Yolanda Talley, chief of the internal affairs bureau for the Chicago Police Department

Chicago Police Department

A top Chicago police official’s car was stopped on the West Side during a drug arrest earlier this month, the Chicago Sun-Times has learned.

A Lexus registered to Yolanda Talley, chief of internal affairs, was pulled over Feb. 1 in the 500 block of North St. Louis Avenue and officers arrested Kenneth Miles, 34, on drug charges, according to an arrest report and police sources.

Talley wasn’t in the car.

Her niece was driving the Lexus, a police source said.

According to a police report, officers in a gang investigations squad were targeting drug sales in the area when they saw a man in a black mask pick up a bag near a black SUV and enter the passenger side of a four-door silver Lexus.

Officers said they stopped the car because the driver made a left turn without using a turn signal. Miles tossed a Ziploc bag containing 84 pink packets of heroin out of the window, police said.

Police said they recovered about 42 grams of heroin worth about $6,300. Miles was charged with possession of a controlled substance, a felony. He’s in jail, according to Cook County sheriff’s records.

Kenneth Miles.

Kenneth Miles.

Chicago police arrest photo

Miles has a criminal record that includes multiple drug-related arrests, seven of which resulted in convictions, court records show. At the time of the Feb. 1 arrest, he was free on bond in a separate felony case for manufacturing and delivering fentanyl.

It’s unclear why Talley’s niece was driving her Lexus. Talley’s niece wasn’t arrested.

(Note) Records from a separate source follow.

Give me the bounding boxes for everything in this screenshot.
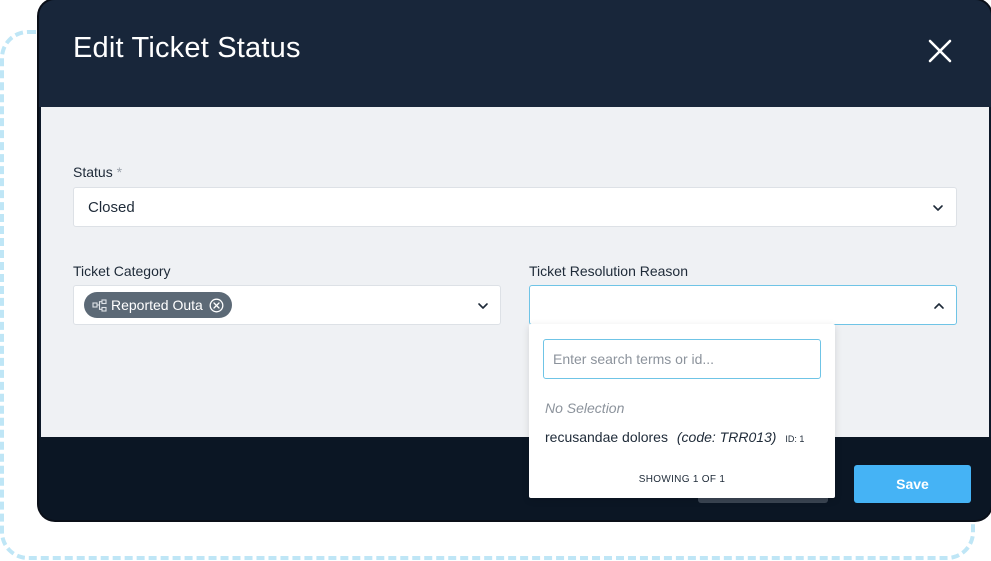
modal-footer: Save <box>39 437 991 520</box>
status-select[interactable]: Closed <box>73 187 957 227</box>
resolution-reason-dropdown: No Selection recusandae dolores (code: T… <box>529 324 835 498</box>
category-chip-label: Reported Outa <box>111 297 203 313</box>
chevron-down-icon <box>933 205 943 211</box>
chevron-up-icon <box>934 303 944 309</box>
resolution-reason-label: Ticket Resolution Reason <box>529 263 689 279</box>
modal-body: Status * Closed Ticket Category Reported… <box>41 107 989 437</box>
no-selection-option[interactable]: No Selection <box>545 400 624 416</box>
status-label: Status * <box>73 164 123 180</box>
modal-title: Edit Ticket Status <box>73 32 301 64</box>
option-name: recusandae dolores <box>545 429 668 445</box>
remove-chip-icon[interactable] <box>209 298 224 313</box>
resolution-reason-select[interactable] <box>529 285 957 325</box>
save-button[interactable]: Save <box>854 465 971 503</box>
chevron-down-icon <box>478 303 488 309</box>
ticket-category-select[interactable]: Reported Outa <box>73 285 501 325</box>
list-item[interactable]: recusandae dolores (code: TRR013) ID: 1 <box>545 429 804 445</box>
edit-ticket-status-modal: Edit Ticket Status Status * Closed Ticke… <box>39 0 991 520</box>
close-icon[interactable] <box>927 38 953 64</box>
showing-count: SHOWING 1 OF 1 <box>638 474 726 485</box>
ticket-category-label: Ticket Category <box>73 263 171 279</box>
option-code: (code: TRR013) <box>676 429 777 445</box>
category-chip: Reported Outa <box>84 292 232 318</box>
status-value: Closed <box>88 199 135 216</box>
category-tree-icon <box>92 298 107 312</box>
modal-header: Edit Ticket Status <box>39 0 991 107</box>
search-input[interactable] <box>543 339 821 379</box>
option-id: ID: 1 <box>785 434 805 444</box>
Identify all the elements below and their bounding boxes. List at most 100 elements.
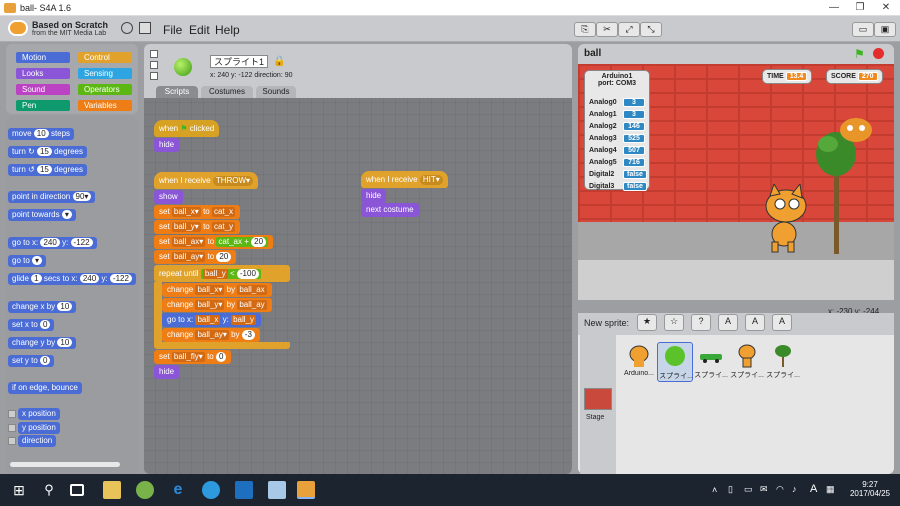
lock-icon[interactable]: 🔒 [273,56,285,67]
block-goto-ball-xy[interactable]: go to x: ball_x y: ball_y [162,313,261,327]
hat-when-receive-hit[interactable]: when I receive HIT▾ [361,171,448,188]
tab-sounds[interactable]: Sounds [256,86,296,98]
category-pen[interactable]: Pen [16,100,70,111]
block-change-ball-x[interactable]: change ball_x▾ by ball_ax [162,283,272,297]
choose-sprite-icon[interactable]: ☆ [664,314,684,331]
shrink-tool-icon[interactable]: ⤡ [640,22,662,37]
block-repeat-until[interactable]: repeat until ball_y < -100 [154,265,290,282]
block-goto[interactable]: go to ▾ [8,255,47,267]
sprite-thumb-ball-selected[interactable]: スプライ... [657,342,693,382]
checkbox-direction[interactable] [8,437,16,445]
tray-wifi-icon[interactable]: ◠ [776,484,784,495]
block-turn-left[interactable]: turn ↺ 15 degrees [8,164,88,176]
task-view-icon[interactable] [70,484,84,496]
flip-style-icon[interactable] [150,61,158,69]
block-change-x[interactable]: change x by 10 [8,301,77,313]
block-hide-2[interactable]: hide [154,365,180,379]
sprite-name-field[interactable]: スプライト1 [210,55,268,68]
category-looks[interactable]: Looks [16,68,70,79]
arduino-board-icon[interactable]: A [718,314,738,331]
block-change-y[interactable]: change y by 10 [8,337,77,349]
category-variables[interactable]: Variables [78,100,132,111]
paint-sprite-icon[interactable]: ★ [637,314,657,331]
block-turn-right[interactable]: turn ↻ 15 degrees [8,146,88,158]
block-set-ball-fly[interactable]: set ball_fly▾ to 0 [154,350,232,364]
arduino-sensor-board[interactable]: Arduino1 port: COM3 Analog0 3 Analog1 3 An… [584,70,650,191]
block-hide-1[interactable]: hide [154,138,180,152]
close-button[interactable]: ✕ [874,0,898,16]
reporter-x-position[interactable]: x position [18,408,60,420]
sprite-thumb-tree[interactable]: スプライ... [765,342,801,380]
tab-costumes[interactable]: Costumes [201,86,253,98]
grow-tool-icon[interactable]: ⤢ [618,22,640,37]
rotation-style-icon[interactable] [150,50,158,58]
checkbox-x-position[interactable] [8,410,16,418]
search-icon[interactable]: ⚲ [40,481,58,499]
palette-scrollbar[interactable] [10,462,120,467]
category-sound[interactable]: Sound [16,84,70,95]
no-rotate-icon[interactable] [150,72,158,80]
block-hide-3[interactable]: hide [361,189,387,203]
system-clock[interactable]: 9:27 2017/04/25 [844,480,896,498]
delete-tool-icon[interactable]: ✂ [596,22,618,37]
app-icon-green[interactable] [136,481,154,499]
random-sprite-icon[interactable]: ? [691,314,711,331]
block-set-y[interactable]: set y to 0 [8,355,55,367]
block-show[interactable]: show [154,190,183,204]
tray-volume-icon[interactable]: ♪ [792,484,797,494]
stage-thumbnail[interactable] [584,388,612,410]
internet-explorer-icon[interactable]: e [169,481,187,499]
sprite-thumb-cat[interactable]: スプライ... [729,342,765,380]
language-globe-icon[interactable] [121,22,133,34]
category-motion[interactable]: Motion [16,52,70,63]
block-next-costume[interactable]: next costume [361,203,419,217]
tray-network-icon[interactable]: ▯ [728,484,733,495]
file-explorer-icon[interactable] [103,481,121,499]
minimize-button[interactable]: — [822,0,846,16]
block-bounce[interactable]: if on edge, bounce [8,382,82,394]
outlook-icon[interactable] [235,481,253,499]
save-icon[interactable] [139,22,151,34]
presentation-mode-icon[interactable]: ▣ [874,22,896,37]
block-move[interactable]: move 10 steps [8,128,75,140]
sprite-thumb-arduino[interactable]: Arduino... [621,342,657,380]
block-set-ball-ax[interactable]: set ball_ax▾ to cat_ax + 20 [154,235,274,249]
block-set-x[interactable]: set x to 0 [8,319,55,331]
block-set-ball-ay[interactable]: set ball_ay▾ to 20 [154,250,237,264]
s4a-taskbar-icon[interactable] [297,481,315,499]
block-goto-xy[interactable]: go to x: 240 y: -122 [8,237,97,249]
category-sensing[interactable]: Sensing [78,68,132,79]
sprite-thumb-car[interactable]: スプライ... [693,342,729,380]
reporter-y-position[interactable]: y position [18,422,60,434]
block-point-towards[interactable]: point towards ▾ [8,209,76,221]
hat-when-receive-throw[interactable]: when I receive THROW▾ [154,172,259,189]
category-operators[interactable]: Operators [78,84,132,95]
stop-sign-icon[interactable] [873,48,884,59]
menu-help[interactable]: Help [215,23,240,37]
stage-mode-icon[interactable]: ▭ [852,22,874,37]
maximize-button[interactable]: ❐ [848,0,872,16]
green-flag-icon[interactable]: ⚑ [854,47,865,61]
block-set-ball-x[interactable]: set ball_x▾ to cat_x [154,205,241,219]
ime-mode-icon[interactable]: ▦ [826,484,835,495]
skype-icon[interactable] [202,481,220,499]
tray-battery-icon[interactable]: ▭ [744,484,753,495]
block-point-direction[interactable]: point in direction 90▾ [8,191,96,203]
app-icon-box[interactable] [268,481,286,499]
reporter-direction[interactable]: direction [18,435,57,447]
menu-file[interactable]: File [163,23,182,37]
hat-when-flag-clicked[interactable]: when ⚑ clicked [154,120,220,137]
duplicate-tool-icon[interactable]: ⎘ [574,22,596,37]
start-icon[interactable]: ⊞ [10,481,28,499]
tray-message-icon[interactable]: ✉ [760,484,768,495]
tray-up-arrow-icon[interactable]: ˄ [712,485,717,495]
menu-edit[interactable]: Edit [189,23,210,37]
arduino-board-2-icon[interactable]: A [745,314,765,331]
block-change-ball-ay[interactable]: change ball_ay▾ by -3 [162,328,260,342]
category-control[interactable]: Control [78,52,132,63]
block-change-ball-y[interactable]: change ball_y▾ by ball_ay [162,298,272,312]
tab-scripts[interactable]: Scripts [156,86,198,98]
block-set-ball-y[interactable]: set ball_y▾ to cat_y [154,220,241,234]
checkbox-y-position[interactable] [8,424,16,432]
input-language-indicator[interactable]: A [810,483,817,495]
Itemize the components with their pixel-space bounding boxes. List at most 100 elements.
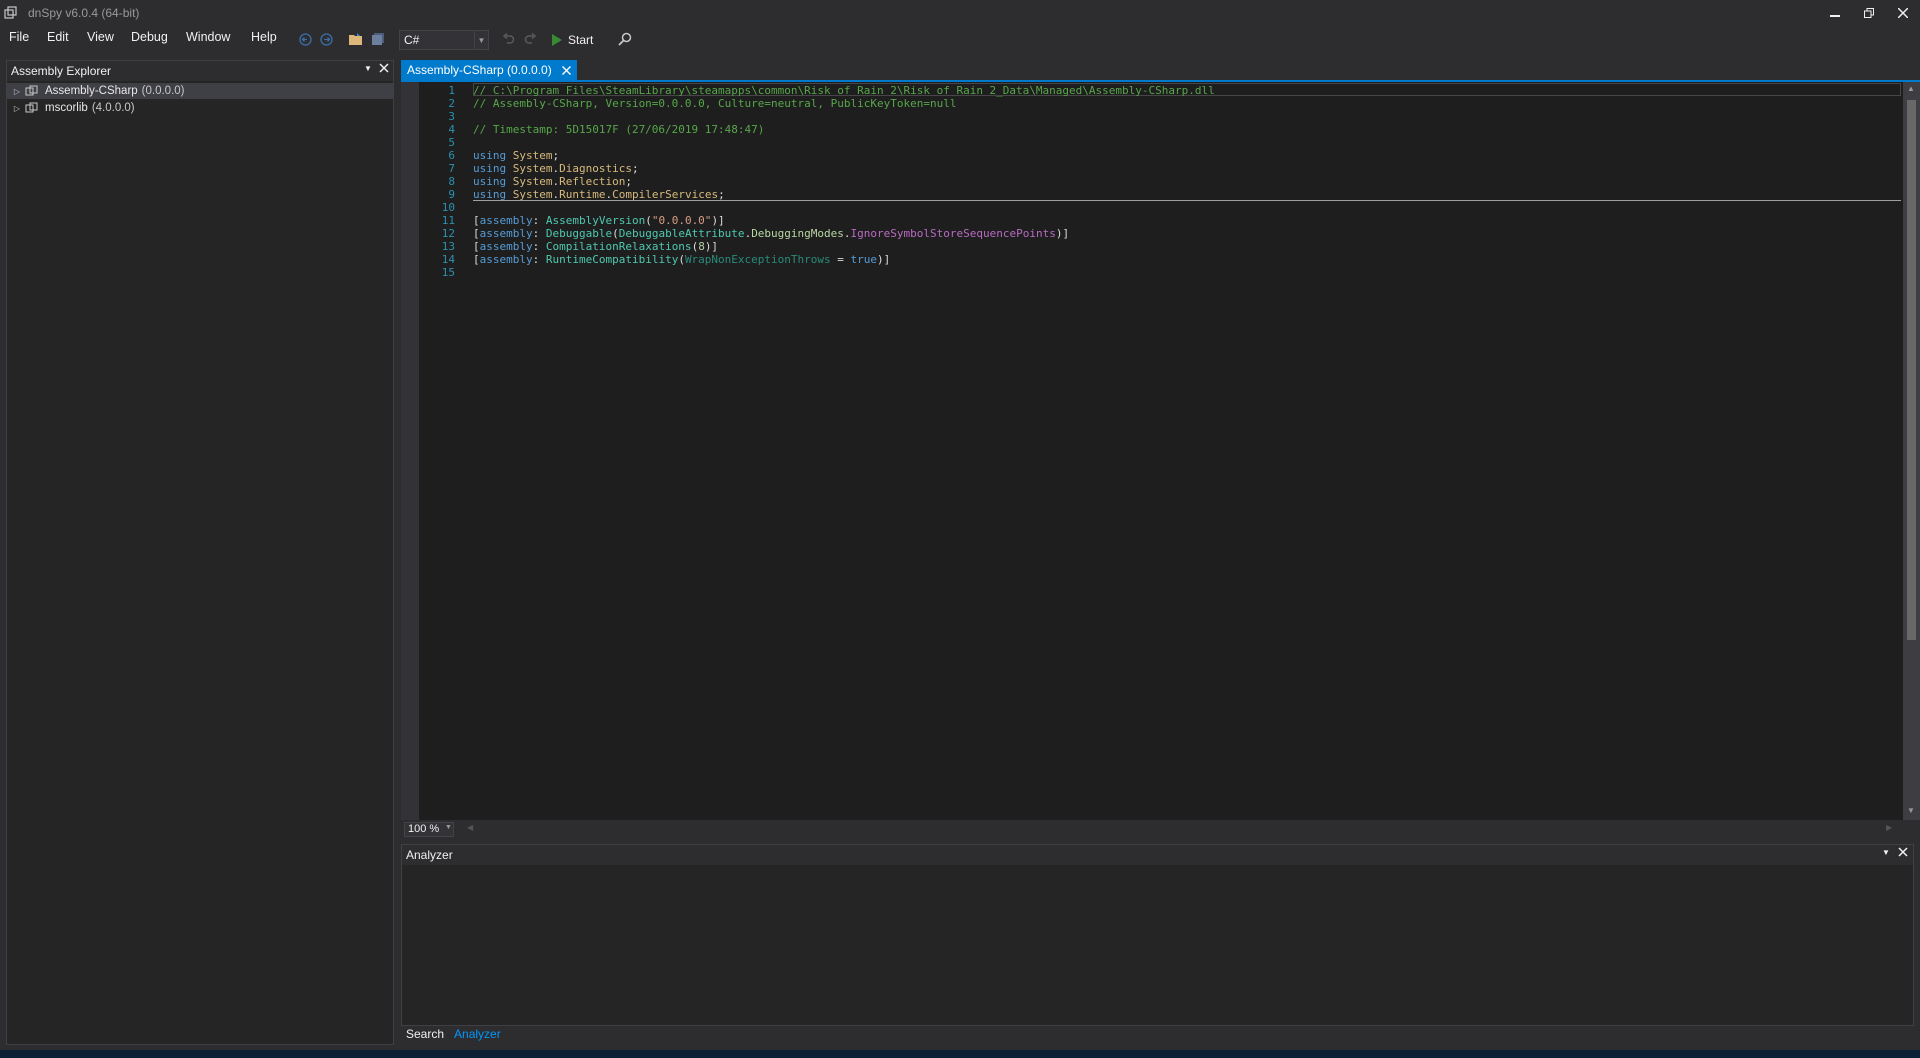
expand-arrow-icon[interactable]: ▷ — [11, 104, 23, 113]
close-icon — [1898, 8, 1908, 18]
code-line: [assembly: RuntimeCompatibility(WrapNonE… — [473, 253, 891, 266]
panel-menu-chevron-icon[interactable]: ▼ — [1882, 848, 1890, 857]
assembly-name: mscorlib — [45, 102, 88, 114]
minimize-icon — [1830, 15, 1840, 17]
navigate-back-icon — [298, 32, 312, 46]
navigate-forward-button[interactable] — [318, 31, 334, 47]
menu-help[interactable]: Help — [251, 30, 277, 44]
editor-status-bar: 100 % ▼ ◀ ▶ — [401, 820, 1920, 838]
tree-item-assembly-csharp[interactable]: ▷ Assembly-CSharp (0.0.0.0) — [7, 83, 393, 99]
restore-button[interactable] — [1852, 0, 1886, 26]
code-area[interactable]: 1 2 3 4 5 6 7 8 9 10 11 12 13 14 15 // C… — [419, 82, 1903, 820]
line-number: 4 — [448, 123, 455, 136]
line-number: 6 — [448, 149, 455, 162]
code-line: [assembly: Debuggable(DebuggableAttribut… — [473, 227, 1070, 240]
analyzer-title: Analyzer — [406, 848, 453, 862]
zoom-value: 100 % — [408, 823, 440, 835]
line-number: 12 — [441, 227, 455, 240]
undo-button[interactable] — [500, 31, 516, 47]
line-number: 7 — [448, 162, 455, 175]
tab-search[interactable]: Search — [401, 1026, 449, 1044]
menu-file[interactable]: File — [9, 30, 29, 44]
line-number: 2 — [448, 97, 455, 110]
assembly-name: Assembly-CSharp — [45, 85, 138, 97]
save-all-button[interactable] — [370, 31, 386, 47]
code-line: using System; — [473, 149, 560, 162]
start-debugging-button[interactable]: Start — [552, 30, 593, 50]
app-icon — [4, 6, 17, 19]
title-bar: dnSpy v6.0.4 (64-bit) — [0, 0, 1920, 28]
close-panel-button[interactable] — [379, 62, 389, 76]
document-tab-assembly-csharp[interactable]: Assembly-CSharp (0.0.0.0) — [401, 60, 577, 80]
save-all-icon — [372, 33, 384, 45]
scrollbar-thumb[interactable] — [1907, 100, 1916, 640]
menu-edit[interactable]: Edit — [47, 30, 69, 44]
window-title: dnSpy v6.0.4 (64-bit) — [28, 6, 140, 20]
scroll-down-icon[interactable]: ▼ — [1907, 806, 1915, 815]
chevron-down-icon: ▼ — [445, 824, 452, 831]
assembly-explorer-header: Assembly Explorer ▼ — [7, 61, 393, 81]
bottom-tab-strip: Search Analyzer — [401, 1026, 506, 1044]
assembly-icon — [25, 85, 38, 96]
vertical-scrollbar[interactable]: ▲ ▼ — [1903, 82, 1920, 820]
open-file-button[interactable] — [348, 31, 364, 47]
line-number: 9 — [448, 188, 455, 201]
restore-icon — [1864, 8, 1874, 18]
scroll-left-icon[interactable]: ◀ — [467, 823, 473, 832]
line-number: 11 — [441, 214, 455, 227]
editor-margin — [401, 82, 419, 820]
close-panel-button[interactable] — [1898, 846, 1908, 860]
tab-analyzer[interactable]: Analyzer — [449, 1026, 506, 1044]
menu-window[interactable]: Window — [186, 30, 230, 44]
analyzer-panel: Analyzer ▼ — [401, 844, 1914, 1026]
code-line: using System.Reflection; — [473, 175, 632, 188]
redo-button[interactable] — [522, 31, 538, 47]
start-label: Start — [568, 33, 594, 47]
code-line: // Assembly-CSharp, Version=0.0.0.0, Cul… — [473, 97, 957, 110]
language-dropdown-arrow[interactable]: ▼ — [474, 31, 488, 49]
scroll-right-icon[interactable]: ▶ — [1886, 823, 1892, 832]
redo-icon — [524, 32, 536, 44]
line-number: 10 — [441, 201, 455, 214]
line-number: 1 — [448, 84, 455, 97]
close-window-button[interactable] — [1886, 0, 1920, 26]
minimize-button[interactable] — [1818, 0, 1852, 26]
line-number: 15 — [441, 266, 455, 279]
tree-item-mscorlib[interactable]: ▷ mscorlib (4.0.0.0) — [7, 100, 393, 116]
analyzer-header: Analyzer ▼ — [402, 845, 1913, 865]
assembly-icon — [25, 102, 38, 113]
code-line: // Timestamp: 5D15017F (27/06/2019 17:48… — [473, 123, 765, 136]
menu-debug[interactable]: Debug — [131, 30, 168, 44]
line-number: 8 — [448, 175, 455, 188]
close-icon — [379, 63, 389, 73]
line-number: 5 — [448, 136, 455, 149]
document-tab-label: Assembly-CSharp (0.0.0.0) — [407, 63, 552, 77]
scroll-up-icon[interactable]: ▲ — [1907, 84, 1915, 93]
expand-arrow-icon[interactable]: ▷ — [11, 87, 23, 96]
search-button[interactable] — [617, 31, 633, 47]
navigate-forward-icon — [319, 32, 333, 46]
open-file-icon — [349, 33, 362, 45]
code-line: // C:\Program Files\SteamLibrary\steamap… — [473, 84, 1215, 97]
assembly-explorer-title: Assembly Explorer — [11, 64, 112, 78]
undo-icon — [502, 32, 514, 44]
assembly-explorer-panel: Assembly Explorer ▼ ▷ Assembly-CSharp (0… — [6, 60, 394, 1045]
line-number: 13 — [441, 240, 455, 253]
zoom-selector[interactable]: 100 % ▼ — [404, 822, 454, 837]
line-number: 3 — [448, 110, 455, 123]
code-line: using System.Diagnostics; — [473, 162, 639, 175]
start-icon — [552, 34, 562, 46]
menu-view[interactable]: View — [87, 30, 114, 44]
code-editor[interactable]: 1 2 3 4 5 6 7 8 9 10 11 12 13 14 15 // C… — [401, 82, 1920, 820]
os-taskbar — [0, 1050, 1920, 1058]
navigate-back-button[interactable] — [297, 31, 313, 47]
assembly-version: (0.0.0.0) — [141, 85, 185, 97]
panel-menu-chevron-icon[interactable]: ▼ — [364, 64, 372, 73]
search-icon — [618, 32, 632, 46]
code-line: [assembly: AssemblyVersion("0.0.0.0")] — [473, 214, 725, 227]
close-tab-icon[interactable] — [561, 65, 571, 75]
language-value: C# — [404, 33, 420, 47]
code-line: using System.Runtime.CompilerServices; — [473, 188, 725, 201]
assembly-version: (4.0.0.0) — [91, 102, 135, 114]
line-number: 14 — [441, 253, 455, 266]
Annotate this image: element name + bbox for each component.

A second police source said the officers involved in the arrest haven’t been allowed to go back on the street but haven’t been officially stripped of their police powers or put on “desk duty.”

Instead, the two are on what that source referred to as “‘soft desk duty.’”

“It’s all very hush hush,” the source said.

Talley, who, in a police video, said she grew up on the West Side and still lives there, didn’t respond to an email seeking comment.

The matter has been referred to the city’s inspector general’s office, said Don Terry, a police spokesman. A spokeswoman for the inspector general didn’t return a call seeking comment.

Talley was promoted to chief of internal affairs in December. Before that, she was deputy chief of recruitment and retention in the police department and a deputy chief in charge of district commanders on the South Side.